This deal is no deal

Last Thursday, the Eurogroup of Finance Ministers approved the latest disbursement to Greece under its program, ahead of maturities falling due in July.

But it again postponed action on debt relief, promising only to study a proposal to tie repayments to GDP growth by formula. Given that, the IMF agreed to participate only "in principle"—and will not disburse any of its funds under its program for Greece until debt relief is sufficiently specific and substantial.

This deal is no deal.

First, once again, it entrenches an intellectually indefensible set of targets for the budget primary surplus—3 1/2 percent of GDP at least to 2022—in the context of an economic catastrophe that is unprecedented globally and historically outside of war, and seldom in wartime (See Chart).

Further, by endorsing the program, the IMF has endorsed these fiscal targets, ignoring the findings of its own research.

And the creditors’ attempt to conceal the incoherence of the program targets by couching them in language echoing the ECB's inflation framework—a primary surplus of equal to or above but close to 2% of GDP in the period from 2023 to 2060—is risible.

All this compounds longstanding IMF-cum-creditor economic illiteracy on Greece with yet more illiteracy, where literacy could not now be more urgent.

Second, disbursement by the IMF contingent on debt relief is also indefensible. This allows IMF management to parade globally as righteous champions on the overhang of Greek debt, cleansing their many past failings since 1999 on this issue. But they also do everything possible to enable continued creditor inaction on debt. This is not the first time that such a high premium has been placed on demonstrating "clean hands" while doing everything to enable execution: Pontius Pilate, also anxious to avoid a confrontation, showed the way.

Further, contrary to its claims, there is no IMF precedent for this form of contingent disbursement. 1980s IMF programs anticipating debt relief worked within well-established Paris Club procedures and parameters.

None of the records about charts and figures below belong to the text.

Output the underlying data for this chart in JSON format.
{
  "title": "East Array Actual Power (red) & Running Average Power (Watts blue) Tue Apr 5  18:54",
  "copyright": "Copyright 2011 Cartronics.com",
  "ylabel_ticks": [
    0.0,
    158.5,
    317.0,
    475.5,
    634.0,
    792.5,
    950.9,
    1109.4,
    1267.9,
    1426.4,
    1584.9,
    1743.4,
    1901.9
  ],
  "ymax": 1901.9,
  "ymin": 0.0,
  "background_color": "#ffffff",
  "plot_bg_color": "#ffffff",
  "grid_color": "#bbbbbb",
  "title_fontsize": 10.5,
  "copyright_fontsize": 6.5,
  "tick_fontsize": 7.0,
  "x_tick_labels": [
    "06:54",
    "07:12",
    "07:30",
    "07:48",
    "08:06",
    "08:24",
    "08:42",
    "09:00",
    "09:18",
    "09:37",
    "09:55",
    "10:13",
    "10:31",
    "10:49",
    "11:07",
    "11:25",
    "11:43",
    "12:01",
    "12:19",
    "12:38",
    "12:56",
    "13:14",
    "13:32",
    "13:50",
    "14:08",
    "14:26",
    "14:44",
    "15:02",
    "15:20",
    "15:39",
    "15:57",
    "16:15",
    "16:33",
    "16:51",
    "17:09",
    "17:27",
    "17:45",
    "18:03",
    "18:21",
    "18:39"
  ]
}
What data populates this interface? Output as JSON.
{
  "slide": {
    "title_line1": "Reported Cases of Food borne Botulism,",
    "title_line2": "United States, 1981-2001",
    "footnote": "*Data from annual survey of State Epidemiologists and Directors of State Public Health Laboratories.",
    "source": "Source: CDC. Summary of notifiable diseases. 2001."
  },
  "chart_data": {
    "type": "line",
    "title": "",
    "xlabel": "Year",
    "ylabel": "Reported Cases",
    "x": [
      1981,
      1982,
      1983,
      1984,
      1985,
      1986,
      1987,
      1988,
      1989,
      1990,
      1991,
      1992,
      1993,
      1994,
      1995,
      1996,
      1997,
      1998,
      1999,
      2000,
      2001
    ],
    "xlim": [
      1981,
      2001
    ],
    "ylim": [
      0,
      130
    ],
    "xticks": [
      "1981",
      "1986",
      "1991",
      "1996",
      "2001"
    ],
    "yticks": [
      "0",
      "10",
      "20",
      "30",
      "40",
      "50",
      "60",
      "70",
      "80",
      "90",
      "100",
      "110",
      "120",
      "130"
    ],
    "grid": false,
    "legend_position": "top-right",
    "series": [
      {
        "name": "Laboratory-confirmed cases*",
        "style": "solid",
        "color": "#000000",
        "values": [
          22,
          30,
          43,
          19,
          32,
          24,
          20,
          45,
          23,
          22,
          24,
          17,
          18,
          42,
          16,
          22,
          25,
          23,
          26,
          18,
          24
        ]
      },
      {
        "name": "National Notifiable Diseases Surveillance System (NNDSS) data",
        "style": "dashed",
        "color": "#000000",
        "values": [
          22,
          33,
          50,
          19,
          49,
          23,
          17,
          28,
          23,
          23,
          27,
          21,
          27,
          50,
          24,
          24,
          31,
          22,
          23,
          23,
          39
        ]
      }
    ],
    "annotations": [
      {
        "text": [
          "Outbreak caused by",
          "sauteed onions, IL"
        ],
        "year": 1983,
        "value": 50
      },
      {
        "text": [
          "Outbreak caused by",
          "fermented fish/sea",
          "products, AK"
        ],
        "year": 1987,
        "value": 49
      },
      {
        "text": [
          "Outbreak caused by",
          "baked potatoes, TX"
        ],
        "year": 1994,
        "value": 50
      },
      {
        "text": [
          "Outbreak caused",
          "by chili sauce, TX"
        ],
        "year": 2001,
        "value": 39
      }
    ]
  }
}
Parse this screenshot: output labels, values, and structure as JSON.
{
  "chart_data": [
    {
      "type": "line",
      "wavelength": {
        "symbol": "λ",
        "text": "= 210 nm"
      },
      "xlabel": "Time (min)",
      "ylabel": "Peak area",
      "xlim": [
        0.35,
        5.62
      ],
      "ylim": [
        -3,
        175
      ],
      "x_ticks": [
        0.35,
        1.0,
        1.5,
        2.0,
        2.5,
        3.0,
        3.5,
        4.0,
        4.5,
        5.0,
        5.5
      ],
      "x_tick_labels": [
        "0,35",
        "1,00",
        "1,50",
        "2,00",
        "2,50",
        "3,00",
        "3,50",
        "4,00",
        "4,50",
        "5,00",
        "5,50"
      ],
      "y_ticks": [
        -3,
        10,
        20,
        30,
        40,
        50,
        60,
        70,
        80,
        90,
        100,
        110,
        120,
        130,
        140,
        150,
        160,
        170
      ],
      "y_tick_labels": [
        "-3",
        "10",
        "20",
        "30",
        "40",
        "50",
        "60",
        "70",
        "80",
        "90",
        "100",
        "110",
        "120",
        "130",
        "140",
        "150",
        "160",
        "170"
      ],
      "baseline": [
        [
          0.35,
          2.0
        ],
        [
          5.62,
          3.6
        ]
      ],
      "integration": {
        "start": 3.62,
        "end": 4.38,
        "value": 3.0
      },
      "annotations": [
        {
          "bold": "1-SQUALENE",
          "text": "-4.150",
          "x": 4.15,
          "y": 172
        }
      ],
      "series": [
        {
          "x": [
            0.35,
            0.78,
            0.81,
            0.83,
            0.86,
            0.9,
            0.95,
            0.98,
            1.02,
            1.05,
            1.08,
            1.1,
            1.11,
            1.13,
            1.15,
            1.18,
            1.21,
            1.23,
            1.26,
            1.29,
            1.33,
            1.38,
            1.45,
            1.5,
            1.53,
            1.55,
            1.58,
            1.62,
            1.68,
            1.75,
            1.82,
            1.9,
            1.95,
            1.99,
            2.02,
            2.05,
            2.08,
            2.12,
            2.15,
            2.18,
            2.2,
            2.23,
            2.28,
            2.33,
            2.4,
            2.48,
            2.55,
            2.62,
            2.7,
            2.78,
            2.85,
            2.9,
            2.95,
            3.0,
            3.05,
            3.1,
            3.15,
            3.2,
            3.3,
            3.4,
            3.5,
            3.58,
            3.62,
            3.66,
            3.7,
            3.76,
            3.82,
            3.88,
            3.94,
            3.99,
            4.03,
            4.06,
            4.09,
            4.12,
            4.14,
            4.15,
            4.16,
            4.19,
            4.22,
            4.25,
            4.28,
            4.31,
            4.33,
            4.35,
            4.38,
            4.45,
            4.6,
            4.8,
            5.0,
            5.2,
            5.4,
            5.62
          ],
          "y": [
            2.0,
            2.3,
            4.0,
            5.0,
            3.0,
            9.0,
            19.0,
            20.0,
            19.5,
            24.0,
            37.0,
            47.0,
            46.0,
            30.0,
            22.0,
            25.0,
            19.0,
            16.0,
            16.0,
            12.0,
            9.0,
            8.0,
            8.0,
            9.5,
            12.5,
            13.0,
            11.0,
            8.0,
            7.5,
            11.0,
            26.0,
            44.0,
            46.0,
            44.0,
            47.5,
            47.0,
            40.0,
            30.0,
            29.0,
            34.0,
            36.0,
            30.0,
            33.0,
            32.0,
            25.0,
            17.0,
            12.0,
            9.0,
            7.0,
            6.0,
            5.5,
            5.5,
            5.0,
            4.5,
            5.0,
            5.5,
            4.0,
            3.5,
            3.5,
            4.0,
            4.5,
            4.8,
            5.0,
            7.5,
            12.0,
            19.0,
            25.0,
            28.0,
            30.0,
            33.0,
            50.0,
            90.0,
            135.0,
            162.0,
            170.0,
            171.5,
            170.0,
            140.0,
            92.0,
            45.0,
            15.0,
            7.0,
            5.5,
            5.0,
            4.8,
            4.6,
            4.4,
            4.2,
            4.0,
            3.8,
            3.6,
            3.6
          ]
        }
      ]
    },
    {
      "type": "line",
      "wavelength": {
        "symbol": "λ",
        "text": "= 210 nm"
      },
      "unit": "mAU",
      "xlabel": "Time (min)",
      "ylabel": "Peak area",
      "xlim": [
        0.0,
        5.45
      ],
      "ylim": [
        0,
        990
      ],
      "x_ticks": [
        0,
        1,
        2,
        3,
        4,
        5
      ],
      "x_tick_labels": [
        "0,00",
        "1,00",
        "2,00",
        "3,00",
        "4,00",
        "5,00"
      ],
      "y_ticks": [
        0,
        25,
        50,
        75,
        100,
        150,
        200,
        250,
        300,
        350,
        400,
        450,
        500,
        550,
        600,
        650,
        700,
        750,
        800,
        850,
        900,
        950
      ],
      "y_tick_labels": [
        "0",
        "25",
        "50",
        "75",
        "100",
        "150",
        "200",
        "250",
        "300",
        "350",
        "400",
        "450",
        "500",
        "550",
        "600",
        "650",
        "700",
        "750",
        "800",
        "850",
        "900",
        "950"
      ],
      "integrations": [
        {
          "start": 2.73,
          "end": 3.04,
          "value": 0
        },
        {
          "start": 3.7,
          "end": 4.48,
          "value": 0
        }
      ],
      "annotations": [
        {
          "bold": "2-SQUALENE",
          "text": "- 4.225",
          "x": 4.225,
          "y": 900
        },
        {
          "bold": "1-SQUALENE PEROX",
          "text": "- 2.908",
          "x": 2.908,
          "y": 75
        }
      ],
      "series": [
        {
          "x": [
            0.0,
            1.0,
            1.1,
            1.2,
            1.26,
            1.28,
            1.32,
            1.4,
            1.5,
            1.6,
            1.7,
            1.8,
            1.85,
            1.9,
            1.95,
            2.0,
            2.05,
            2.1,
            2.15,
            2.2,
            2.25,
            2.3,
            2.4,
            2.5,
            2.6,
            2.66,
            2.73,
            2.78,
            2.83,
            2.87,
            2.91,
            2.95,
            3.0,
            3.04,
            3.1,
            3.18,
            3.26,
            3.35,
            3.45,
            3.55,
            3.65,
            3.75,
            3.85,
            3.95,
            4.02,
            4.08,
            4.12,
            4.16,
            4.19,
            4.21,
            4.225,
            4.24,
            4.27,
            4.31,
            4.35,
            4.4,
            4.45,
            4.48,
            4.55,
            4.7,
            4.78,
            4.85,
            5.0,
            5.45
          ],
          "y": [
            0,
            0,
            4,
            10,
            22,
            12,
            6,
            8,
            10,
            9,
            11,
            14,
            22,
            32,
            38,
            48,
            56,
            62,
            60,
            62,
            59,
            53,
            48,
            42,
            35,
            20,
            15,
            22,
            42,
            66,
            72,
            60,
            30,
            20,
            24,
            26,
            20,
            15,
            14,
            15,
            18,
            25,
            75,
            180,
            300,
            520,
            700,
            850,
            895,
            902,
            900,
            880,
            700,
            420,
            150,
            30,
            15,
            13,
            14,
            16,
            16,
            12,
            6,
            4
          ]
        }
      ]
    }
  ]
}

There is no such clarity here. Ignoring this difference jettisons (as did the 2010 "systemic exemption") recent carefully crafted IMF policy: so instead of requiring debt reduction in the "red unsustainable" zone (where the IMF has belatedly placed Greece), the IMF now conjures up a distinction between a program and a disbursement despite the total opacity on the debt resolution procedures and parameters pertaining to Greece.

And the notion of tying debt to growth is a sure way to discourage Greek policymakers from enacting growth-enhancing reforms. IMF endorsement of this element of the program (as on the fiscal targets) also ignores its own research.

Third, key actors have yet to sign off on this "deal".

The Bundstag may debate it—though Schauble is resisting. There is much to debate: the Spanish representative on the Eurogroup in May 2017, commenting on the (then) proposed IMF non-disbursing program said "you cannot be 50% pregnant"; and after its formal presentation, the ECB determined that the IMF arrangement still precludes Greek QE eligibility. These verdicts on the deal are not minor details for the Bundestag.

And though US officials on the IMF Board have doubtless blessed the proposal in advance, they—as others have discovered—are liable to unceremonious overrule by Mr. Trump. With US-German relations deteriorating over the German current account surplus, German defense spending, and sanctions on Russia, do not be surprised if Mr. Bannon et al. see that their boss can hit Mrs. Merkel hard by blocking this "50% pregnant" deal at the IMF board ahead of German elections.

Last, there is still a question of what Mr. Tsipras will do about this semi-pregnancy.

If he was to maintain full compliance with program conditionality while defaulting on the July maturities, despite obtaining program disbursements, he would thereby demonstrate that default is aimed solely at driving timely resolution of the debt. And the purpose of that would be to eliminate any risk of Grexit. Given full program compliance through default, this stance would therefore be the inverse of his stance in 2015 (which overtly threatened Grexit). And his emphasis on the urgency of debt relief would be formally endorsed by both the IMF and the ECB, again unlike 2015. All this would attenuate deposit flight arising from default and remove the grounds the ECB advanced in 2015 to cap Greek access to ELA.

Mr. Tsipras has staked his place in Greek history on securing debt sustainability. If the program disbursements are actually made, he will not get a better opportunity to lead on the issue than by defaulting in this way, now. He has not always chosen the most strategic of available options, but he could do so this time—simply by doing nothing more from this point on.

This ugly deal is not done. It still faces key hurdles. Should it fall at any of those hurdles, this commentator will shed no tears for it.